THERE WERE clowns and majorettes, a kazoo band from the Locker Room Tavern, Royal Canadian Air Cadets from across the river, Keystone Kops from Depew, school groups and scouts, sheriff’s deputies on horseback with a golf cart riding clean-up behind them.

          The parade was dedicated to Blessed John Neumann, a Buffalo priest to be canonized in June. Winning float on the theme, “Food for the World,” was from Depew’s Our Lady of Blessed Sacrament Church.

          At the reviewing stand in front of One M&T Plaza, all units got warm, familiar greetings.

          “Here’s the Town of Tonawanda Irish-American Club,” Jerome Lyons reported on the PA. “We miss Mr. O’Brien from your group this year.”

* * *

ELSEWHERE, spectators pushed into the street, hurling quips at marchers to see if they’d hurl some back. Around taverns, wearing of the green seemed to be a license for drinking on the sidewalks, New Orleans style.

          “We’re very pleased,” said Michael J. McGillicuddy, president of the Irish-American Association of Erie County, which sponsored the parade. “When we brought the bus around afterwards, people didn’t want to leave.”

          Festivities didn’t end with the parade. Celebrants crowded into hundreds of taverns hung with shamrocks to quaff green beer and consume the traditional corned beef, boiled potatoes and cabbage.

* * *

SOME OF THE MOST convivial celebrants were around the three bars at South Buffalo’s Irish Center, home of the sponsoring organization.

          In the second-floor lounge room, co-chairmen Mrs. Mary Brennan and Mrs. Evelyn O’Sullivan, both native Irish, gave the authentic touch to more than 300 dinners.

          For some, the Irish Center’s post-parade program was the highlight of the day. Among them were Mr. and Mrs. James Graham of Claude Drive, Cheektowaga.

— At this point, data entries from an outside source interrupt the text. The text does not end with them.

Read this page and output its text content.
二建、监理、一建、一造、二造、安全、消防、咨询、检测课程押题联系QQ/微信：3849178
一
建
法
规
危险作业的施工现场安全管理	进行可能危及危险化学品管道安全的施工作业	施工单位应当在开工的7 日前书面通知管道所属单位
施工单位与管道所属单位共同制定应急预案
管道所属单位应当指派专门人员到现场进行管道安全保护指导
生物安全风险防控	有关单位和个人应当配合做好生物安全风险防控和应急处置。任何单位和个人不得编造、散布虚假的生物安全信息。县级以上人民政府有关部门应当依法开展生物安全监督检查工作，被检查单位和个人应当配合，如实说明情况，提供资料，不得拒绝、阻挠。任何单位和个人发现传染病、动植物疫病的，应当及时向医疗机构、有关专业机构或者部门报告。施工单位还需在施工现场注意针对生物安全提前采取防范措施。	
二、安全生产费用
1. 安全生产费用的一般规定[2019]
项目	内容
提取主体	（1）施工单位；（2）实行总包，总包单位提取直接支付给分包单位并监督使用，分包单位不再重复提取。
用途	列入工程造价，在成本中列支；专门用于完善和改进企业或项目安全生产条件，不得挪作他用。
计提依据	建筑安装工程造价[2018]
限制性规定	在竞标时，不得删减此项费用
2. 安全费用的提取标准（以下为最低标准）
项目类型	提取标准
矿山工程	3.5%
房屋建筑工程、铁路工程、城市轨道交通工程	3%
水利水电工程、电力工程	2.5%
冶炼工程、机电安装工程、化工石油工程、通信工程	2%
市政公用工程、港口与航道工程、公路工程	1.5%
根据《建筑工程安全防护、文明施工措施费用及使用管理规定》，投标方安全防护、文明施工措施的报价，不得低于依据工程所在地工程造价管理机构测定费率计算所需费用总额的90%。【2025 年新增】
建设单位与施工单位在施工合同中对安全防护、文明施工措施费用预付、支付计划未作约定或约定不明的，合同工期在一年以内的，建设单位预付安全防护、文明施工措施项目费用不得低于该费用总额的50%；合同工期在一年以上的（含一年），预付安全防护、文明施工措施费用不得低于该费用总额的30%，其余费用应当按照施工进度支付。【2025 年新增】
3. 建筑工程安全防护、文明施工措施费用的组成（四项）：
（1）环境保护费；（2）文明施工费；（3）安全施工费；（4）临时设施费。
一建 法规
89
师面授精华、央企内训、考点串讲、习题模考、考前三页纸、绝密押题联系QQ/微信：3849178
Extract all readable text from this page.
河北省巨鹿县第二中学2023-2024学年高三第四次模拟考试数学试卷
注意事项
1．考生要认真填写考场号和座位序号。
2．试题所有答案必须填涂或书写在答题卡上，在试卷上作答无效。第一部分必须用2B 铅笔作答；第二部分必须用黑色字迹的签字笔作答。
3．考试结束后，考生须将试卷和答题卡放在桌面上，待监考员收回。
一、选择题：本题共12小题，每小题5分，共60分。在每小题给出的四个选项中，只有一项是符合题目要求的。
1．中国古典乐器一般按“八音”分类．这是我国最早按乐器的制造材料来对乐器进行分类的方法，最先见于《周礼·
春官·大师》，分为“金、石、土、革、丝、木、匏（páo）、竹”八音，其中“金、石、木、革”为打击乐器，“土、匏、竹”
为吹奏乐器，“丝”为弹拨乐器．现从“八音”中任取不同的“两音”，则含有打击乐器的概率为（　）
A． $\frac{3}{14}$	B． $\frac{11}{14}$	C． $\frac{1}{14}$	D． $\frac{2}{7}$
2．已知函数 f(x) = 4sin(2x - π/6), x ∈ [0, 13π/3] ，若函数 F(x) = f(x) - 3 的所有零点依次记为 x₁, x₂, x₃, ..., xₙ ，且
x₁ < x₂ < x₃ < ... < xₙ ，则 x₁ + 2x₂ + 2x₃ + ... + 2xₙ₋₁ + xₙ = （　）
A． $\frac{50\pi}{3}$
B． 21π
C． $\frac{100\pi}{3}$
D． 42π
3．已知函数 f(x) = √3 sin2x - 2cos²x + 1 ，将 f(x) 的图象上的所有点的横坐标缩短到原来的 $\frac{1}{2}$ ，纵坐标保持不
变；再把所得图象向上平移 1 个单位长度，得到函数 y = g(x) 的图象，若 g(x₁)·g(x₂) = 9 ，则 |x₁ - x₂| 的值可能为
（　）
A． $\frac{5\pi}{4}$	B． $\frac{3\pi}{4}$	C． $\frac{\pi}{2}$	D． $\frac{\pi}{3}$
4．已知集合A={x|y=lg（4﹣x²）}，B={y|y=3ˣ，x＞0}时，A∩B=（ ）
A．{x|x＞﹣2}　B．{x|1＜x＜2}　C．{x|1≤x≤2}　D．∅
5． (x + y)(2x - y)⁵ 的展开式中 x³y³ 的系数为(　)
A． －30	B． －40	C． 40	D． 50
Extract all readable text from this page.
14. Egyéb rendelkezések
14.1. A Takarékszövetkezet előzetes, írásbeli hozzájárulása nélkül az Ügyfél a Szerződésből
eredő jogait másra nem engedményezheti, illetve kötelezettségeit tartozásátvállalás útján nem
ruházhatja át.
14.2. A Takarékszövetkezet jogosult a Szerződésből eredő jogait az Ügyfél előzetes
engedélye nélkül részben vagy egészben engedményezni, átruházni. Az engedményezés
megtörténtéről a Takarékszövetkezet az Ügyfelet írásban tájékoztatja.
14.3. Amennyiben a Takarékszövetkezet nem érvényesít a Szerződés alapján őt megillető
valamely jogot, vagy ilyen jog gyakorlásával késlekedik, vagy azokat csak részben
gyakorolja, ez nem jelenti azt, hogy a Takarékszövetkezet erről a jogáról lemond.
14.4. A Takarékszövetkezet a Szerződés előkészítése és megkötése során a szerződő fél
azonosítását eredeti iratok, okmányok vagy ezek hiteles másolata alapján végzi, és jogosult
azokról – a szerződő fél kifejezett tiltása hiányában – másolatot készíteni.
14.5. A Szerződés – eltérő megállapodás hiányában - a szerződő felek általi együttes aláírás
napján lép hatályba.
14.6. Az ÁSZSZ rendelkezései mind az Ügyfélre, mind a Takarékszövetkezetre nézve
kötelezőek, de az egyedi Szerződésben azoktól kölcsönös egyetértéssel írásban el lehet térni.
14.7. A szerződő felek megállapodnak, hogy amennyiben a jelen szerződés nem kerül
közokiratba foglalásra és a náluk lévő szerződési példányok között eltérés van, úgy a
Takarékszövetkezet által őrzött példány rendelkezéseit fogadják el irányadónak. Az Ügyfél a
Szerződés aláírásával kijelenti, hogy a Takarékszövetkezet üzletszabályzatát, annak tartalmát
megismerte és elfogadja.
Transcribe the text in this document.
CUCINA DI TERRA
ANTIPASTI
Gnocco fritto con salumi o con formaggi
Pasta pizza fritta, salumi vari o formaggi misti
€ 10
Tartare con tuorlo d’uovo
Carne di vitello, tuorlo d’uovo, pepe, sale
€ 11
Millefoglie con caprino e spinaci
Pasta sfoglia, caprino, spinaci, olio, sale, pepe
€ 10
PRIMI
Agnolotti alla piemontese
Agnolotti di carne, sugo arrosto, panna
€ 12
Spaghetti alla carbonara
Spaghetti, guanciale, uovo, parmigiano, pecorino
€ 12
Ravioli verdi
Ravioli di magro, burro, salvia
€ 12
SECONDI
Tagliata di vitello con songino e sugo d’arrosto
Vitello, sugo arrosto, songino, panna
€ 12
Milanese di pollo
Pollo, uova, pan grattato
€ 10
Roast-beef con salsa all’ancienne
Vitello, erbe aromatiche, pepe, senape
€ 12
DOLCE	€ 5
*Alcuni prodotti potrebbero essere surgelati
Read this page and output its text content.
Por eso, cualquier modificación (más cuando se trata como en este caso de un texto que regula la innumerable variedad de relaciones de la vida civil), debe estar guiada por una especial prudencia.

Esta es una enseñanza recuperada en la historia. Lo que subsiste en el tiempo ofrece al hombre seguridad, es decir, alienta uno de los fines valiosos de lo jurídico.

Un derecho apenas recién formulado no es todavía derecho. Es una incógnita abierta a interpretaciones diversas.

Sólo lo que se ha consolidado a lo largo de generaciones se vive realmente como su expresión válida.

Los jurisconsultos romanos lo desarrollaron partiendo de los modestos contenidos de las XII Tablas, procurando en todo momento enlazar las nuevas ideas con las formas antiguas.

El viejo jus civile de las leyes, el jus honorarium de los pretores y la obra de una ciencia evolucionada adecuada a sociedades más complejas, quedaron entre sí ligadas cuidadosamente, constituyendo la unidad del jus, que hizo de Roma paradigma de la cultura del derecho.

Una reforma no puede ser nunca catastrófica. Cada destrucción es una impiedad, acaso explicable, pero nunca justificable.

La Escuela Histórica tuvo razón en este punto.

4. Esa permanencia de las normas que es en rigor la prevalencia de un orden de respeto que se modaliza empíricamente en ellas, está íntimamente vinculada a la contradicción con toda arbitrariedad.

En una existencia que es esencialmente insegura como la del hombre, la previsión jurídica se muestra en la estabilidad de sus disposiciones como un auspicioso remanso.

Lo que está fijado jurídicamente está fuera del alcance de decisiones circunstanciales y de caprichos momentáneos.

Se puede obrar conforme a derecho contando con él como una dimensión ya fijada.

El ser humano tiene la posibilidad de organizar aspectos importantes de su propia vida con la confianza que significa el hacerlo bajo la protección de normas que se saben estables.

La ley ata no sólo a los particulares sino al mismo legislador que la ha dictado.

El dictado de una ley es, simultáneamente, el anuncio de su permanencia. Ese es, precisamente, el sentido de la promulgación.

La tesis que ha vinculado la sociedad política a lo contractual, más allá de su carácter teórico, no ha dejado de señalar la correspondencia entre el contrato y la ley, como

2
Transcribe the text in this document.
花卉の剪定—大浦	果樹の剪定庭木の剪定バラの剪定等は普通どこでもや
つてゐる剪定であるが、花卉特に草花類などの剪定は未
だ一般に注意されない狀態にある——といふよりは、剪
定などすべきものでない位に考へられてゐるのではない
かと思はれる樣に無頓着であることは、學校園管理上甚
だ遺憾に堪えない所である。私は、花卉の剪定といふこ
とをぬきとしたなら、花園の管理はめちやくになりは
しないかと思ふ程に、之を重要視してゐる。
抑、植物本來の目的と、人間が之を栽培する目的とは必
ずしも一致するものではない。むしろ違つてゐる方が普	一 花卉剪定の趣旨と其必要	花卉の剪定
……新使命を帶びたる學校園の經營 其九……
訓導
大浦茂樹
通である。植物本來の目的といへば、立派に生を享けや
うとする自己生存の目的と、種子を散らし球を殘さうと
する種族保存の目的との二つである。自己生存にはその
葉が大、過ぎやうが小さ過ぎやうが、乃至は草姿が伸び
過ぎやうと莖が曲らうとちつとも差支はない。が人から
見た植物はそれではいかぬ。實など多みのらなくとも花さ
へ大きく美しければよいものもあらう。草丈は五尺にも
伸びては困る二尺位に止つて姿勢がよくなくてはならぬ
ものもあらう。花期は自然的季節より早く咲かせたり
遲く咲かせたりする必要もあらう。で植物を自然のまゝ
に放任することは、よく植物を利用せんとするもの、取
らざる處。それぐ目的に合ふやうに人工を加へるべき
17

          “No, I didn’t see the parade,” Mr. Graham said, taking a bite of cabbage. “What we like is the Irish music and dancing they have here. We came down at 2:30 to make sure we got a good table.”

* * * * *  

FOOTNOTE: In those days before MetroRail construction tore up Main Street, the St. Patrick’s Day Parade hadn’t yet moved over to broader horizons on Delaware Avenue. This one came a mere six weeks after the Blizzard of ’77, making it particularly joyous because it was like a civic declaration that the wintry ordeal was officially over. Thanks to what seemed like a meteorological miracle, the big snow, once piled to the tops of the parking meters, had melted into memory.